Ehux is globally distributed found drifting in marine sediment from the tropics to subarctic waters. Along with around 5000 or so different types of photosynthetic plankton, it forms the basis of many oceanic food webs.
Although usually transparent, these organisms are actually visible from space because of their calcite shells, which refract light efficiently in the water columns. They also continuously shed their coccoliths (scales), making Ehux phytoplankton blooms easy to monitor using satellites.
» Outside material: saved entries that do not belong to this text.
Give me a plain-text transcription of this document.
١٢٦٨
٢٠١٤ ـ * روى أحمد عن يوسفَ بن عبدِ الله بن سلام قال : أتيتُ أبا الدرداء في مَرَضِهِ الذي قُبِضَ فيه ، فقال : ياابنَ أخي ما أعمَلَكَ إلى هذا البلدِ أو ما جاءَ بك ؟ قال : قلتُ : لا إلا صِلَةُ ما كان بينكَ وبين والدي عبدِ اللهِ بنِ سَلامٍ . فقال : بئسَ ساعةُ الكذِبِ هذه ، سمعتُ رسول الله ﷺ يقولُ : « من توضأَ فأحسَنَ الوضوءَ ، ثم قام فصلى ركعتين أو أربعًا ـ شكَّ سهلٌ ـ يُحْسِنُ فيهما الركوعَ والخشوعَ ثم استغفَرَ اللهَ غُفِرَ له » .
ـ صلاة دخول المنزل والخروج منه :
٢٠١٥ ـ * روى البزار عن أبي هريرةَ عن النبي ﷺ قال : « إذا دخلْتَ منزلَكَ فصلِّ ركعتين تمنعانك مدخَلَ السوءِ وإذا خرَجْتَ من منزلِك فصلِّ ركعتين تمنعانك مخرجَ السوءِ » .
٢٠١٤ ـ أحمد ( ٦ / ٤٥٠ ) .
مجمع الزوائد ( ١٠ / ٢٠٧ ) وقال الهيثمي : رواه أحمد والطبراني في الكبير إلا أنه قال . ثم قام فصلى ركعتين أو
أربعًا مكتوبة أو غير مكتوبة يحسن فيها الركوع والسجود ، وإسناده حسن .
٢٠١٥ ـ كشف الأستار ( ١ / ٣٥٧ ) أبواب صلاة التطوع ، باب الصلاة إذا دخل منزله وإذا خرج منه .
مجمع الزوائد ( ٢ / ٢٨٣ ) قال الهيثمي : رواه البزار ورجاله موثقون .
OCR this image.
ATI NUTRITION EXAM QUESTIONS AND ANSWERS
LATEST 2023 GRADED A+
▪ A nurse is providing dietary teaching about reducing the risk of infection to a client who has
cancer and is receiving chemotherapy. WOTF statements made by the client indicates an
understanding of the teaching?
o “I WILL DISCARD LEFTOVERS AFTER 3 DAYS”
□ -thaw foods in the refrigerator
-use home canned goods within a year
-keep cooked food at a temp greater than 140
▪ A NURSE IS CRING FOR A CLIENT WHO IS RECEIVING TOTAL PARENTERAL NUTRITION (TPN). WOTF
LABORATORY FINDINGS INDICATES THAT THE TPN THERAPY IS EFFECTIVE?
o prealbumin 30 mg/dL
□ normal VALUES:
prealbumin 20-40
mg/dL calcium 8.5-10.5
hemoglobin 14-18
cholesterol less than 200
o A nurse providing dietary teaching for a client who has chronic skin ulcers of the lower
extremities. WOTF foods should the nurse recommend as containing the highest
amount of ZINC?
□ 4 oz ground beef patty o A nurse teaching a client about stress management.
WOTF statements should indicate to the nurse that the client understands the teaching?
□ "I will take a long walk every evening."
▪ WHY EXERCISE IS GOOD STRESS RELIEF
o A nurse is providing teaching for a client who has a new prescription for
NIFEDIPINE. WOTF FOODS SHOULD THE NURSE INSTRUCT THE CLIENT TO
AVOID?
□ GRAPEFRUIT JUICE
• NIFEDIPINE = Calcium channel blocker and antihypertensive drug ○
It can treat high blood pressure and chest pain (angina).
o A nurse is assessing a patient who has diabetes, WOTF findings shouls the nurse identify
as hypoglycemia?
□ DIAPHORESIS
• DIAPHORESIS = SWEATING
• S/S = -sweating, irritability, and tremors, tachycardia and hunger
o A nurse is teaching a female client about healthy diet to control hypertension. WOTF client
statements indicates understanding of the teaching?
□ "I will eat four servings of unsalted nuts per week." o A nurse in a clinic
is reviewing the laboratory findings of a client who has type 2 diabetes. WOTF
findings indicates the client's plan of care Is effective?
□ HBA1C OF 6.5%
Scientists have predicted that the changing ocean chemistry caused by global warming will affect phytoplankton, but whether they will adapt or perish is not yet known. When fossil fuel derived carbon dioxide gets dissolved in the ocean it forms carbonic acid, which results in a drop in pH and more acidic water. Ocean acidification poses a potential threat to Ehux and all marine organisms that produce calcareous skeletons as it changes the bioavailability of nutrients and can also dissolve the acid-sensitive compounds in their shells.